Pensavamo che l’estate sarebbe stato un periodo tranquillo sul fronte Covid. Ma i casi sono in aumento. Solo nell’ultima settimana si sono registrati oltre 2’000 contagi. A inizio giugno erano poco più di 300 i casi settimanali. Anche i ricoveri sono in crescita: se nella prima settimana di giugno si contavano 34 pazienti in ospedale, ora sono 80, di cui 6 si trovano in cure intense (una settimana fa vi era un solo paziente). Come leggere questi dati? I colleghi di Ticinonews hanno interpellato il medico cantonale Giorgio Merlani per fare il punto della situazione. “I dati sono da mettere in relazione alla variante che circola attualmente (BA.4 e BA.5, ndr), che è più contagiosa di Omicron. È una variante che presenta anche una certa immunoevasione: le persone che sono state vaccinate o che si sono già ammalate non sono così protette e possono lo stesso fare l’infezione, anche se il decorso è meno grave. Questi due elementi e il fatto che le misure di restrizione (come mascherine, limitazioni di movimento, isolamenti e quarantene) non esistono più, fanno quasi 2’000 casi alla settimana”.

Si può dire che siamo di fronte a una nuova ondata?
“Non parlerei più di ondate e del loro significato.
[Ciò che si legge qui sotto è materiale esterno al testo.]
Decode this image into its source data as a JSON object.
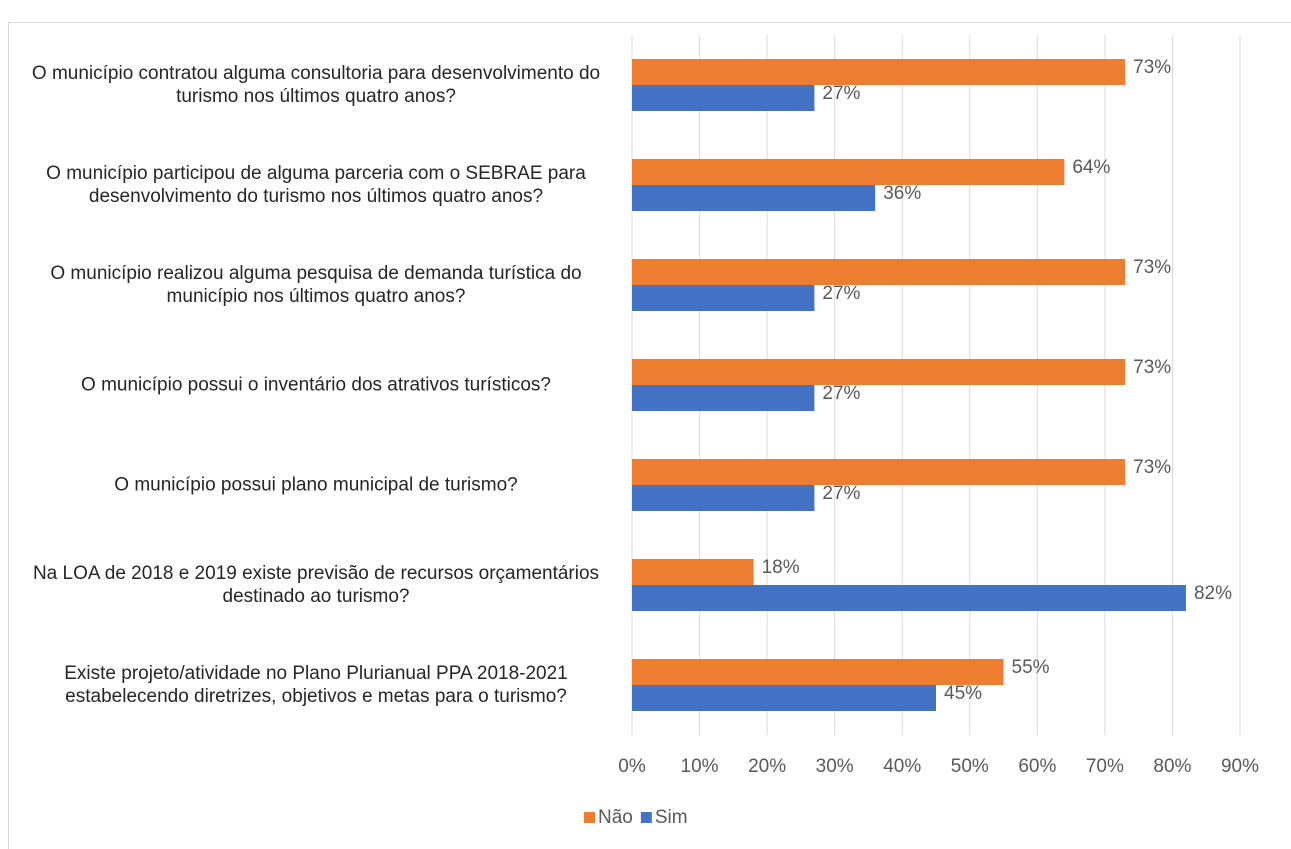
{
  "chart_data": {
    "type": "hbar",
    "categories": [
      "O município contratou alguma consultoria para desenvolvimento do turismo nos últimos quatro anos?",
      "O município participou de alguma parceria com o SEBRAE para desenvolvimento do turismo nos últimos quatro anos?",
      "O município  realizou alguma pesquisa de demanda turística do município nos últimos quatro anos?",
      "O município possui o inventário dos atrativos turísticos?",
      "O município possui plano municipal de turismo?",
      "Na LOA de 2018 e 2019 existe previsão de recursos orçamentários destinado ao turismo?",
      "Existe projeto/atividade no Plano Plurianual PPA 2018-2021 estabelecendo diretrizes, objetivos e metas para o turismo?"
    ],
    "series": [
      {
        "name": "Não",
        "color": "#ed7d31",
        "values": [
          73,
          64,
          73,
          73,
          73,
          18,
          55
        ],
        "value_labels": [
          "73%",
          "64%",
          "73%",
          "73%",
          "73%",
          "18%",
          "55%"
        ]
      },
      {
        "name": "Sim",
        "color": "#4472c4",
        "values": [
          27,
          36,
          27,
          27,
          27,
          82,
          45
        ],
        "value_labels": [
          "27%",
          "36%",
          "27%",
          "27%",
          "27%",
          "82%",
          "45%"
        ]
      }
    ],
    "xlim": [
      0,
      90
    ],
    "xticks": [
      {
        "value": 0,
        "label": "0%"
      },
      {
        "value": 10,
        "label": "10%"
      },
      {
        "value": 20,
        "label": "20%"
      },
      {
        "value": 30,
        "label": "30%"
      },
      {
        "value": 40,
        "label": "40%"
      },
      {
        "value": 50,
        "label": "50%"
      },
      {
        "value": 60,
        "label": "60%"
      },
      {
        "value": 70,
        "label": "70%"
      },
      {
        "value": 80,
        "label": "80%"
      },
      {
        "value": 90,
        "label": "90%"
      }
    ],
    "grid": true,
    "legend": "bottom"
  }
}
Quello che per noi è importante è che ci sono più casi, i quali hanno un impatto sugli ospedali, anche se non è paragonabile alla prima o seconda ondata. Sono comunque 80 le persone ricoverate attualmente. La mortalità è molto più bassa, così come la probabilità di essere ricoverati in terapia intensiva. Le degenze sono spesso anche più brevi. Tra i pazienti ci sono anche persone vaccinate, che grazie alla vaccinazione hanno dei decorsi più blandi. L’impatto sugli ospedali c’è, ma è diverso rispetto alle ondate precedenti”.
Questa sottovariante di Omicron è già predominante in Ticino? Quali sono le sue caratteristiche?
“Sì, è la variante dominante attualmente. Si parla già di una nuova variante, che da noi non è ancora arrivata. Quella che circola attualmente è molto più contagiosa di quelle precedenti, ma non parlerei di gravità. La parte “fastidiosa” è che è immunoevasiva. Il vaccino dà ancora una protezione da un decorso più grave, ma non dalla probabilità di infettarsi e infettare gli altri. Il vaccino serve solo a proteggersi da decorsi severi”.
I dati sono reali o sottostimati? L’impressione è che la gente si faccia testare meno...
“Sì, le persone si fanno testare di meno. Gli esperti che facevano parte della Task-Force (ora formalmente non esiste più) dicono che la percentuale di positività sui test effettuati in Ticino è sul 30%. Ma si stima che la cifra reale sia di cinque o sei volte maggiore. Se abbiamo avuto 2’000 casi in una settimana, i numeri reali sono probabilmente più vicini ai 10mila”.
Ieri da Berna è arrivata la raccomandazione di vaccinare con un secondo richiamo le persone più fragili. Ve lo aspettavate?
“Questa è una domanda trabocchetto. Ci aspettavamo che qualche contromisura sarebbe stata messa in campo visto l’impatto misurabile sugli ospedali. Abbiamo ricevuto poche ore prima della conferenza stampa informazioni in merito. Nei prossimi giorni forniremo maggiori dettagli su come sarà organizzata questa campagna”.
Condivide questa decisione considerato che non c’è un nuovo vaccino contro le varianti in circolazione?
“Credo che sia giusto offrire la possibilità alle persone più vulnerabili di farsi vaccinare. La scelta se farlo ora o a settembre è difficile da prendere in tutta onestà. Un vaccino ora dà qualche anticorpo in più e una protezione leggermente superiore per le persone fragili, anziane e che si sono vaccinate tempo fa. Ma non produce anticorpi più efficaci sulla variante attualmente in circolazione. Preferirei avere il nuovo vaccino adesso. Ma non lo abbiamo”.
I vaccini basteranno oppure occorre richiamare le vecchie abitudini che sembra abbiamo dimenticato?
“Richiamare le vecchie abitudini è sempre buono. Ma non sono tanto dell’idea che tutto sia bianco o nero. Se potessimo essere un po’ più attenti, con delle misure intermedie, credo riusciremo a contenere l’andamento. Penso ad esempio all’igiene delle mani, al distanziamento e alle mascherine al chiuso, negli spazi angusti e sui mezzi pubblici. Questo ci permetterebbe di avere meno casi e meno preoccupazioni. Sono misure facili da mettere in atto e non pesanti da tollerare”.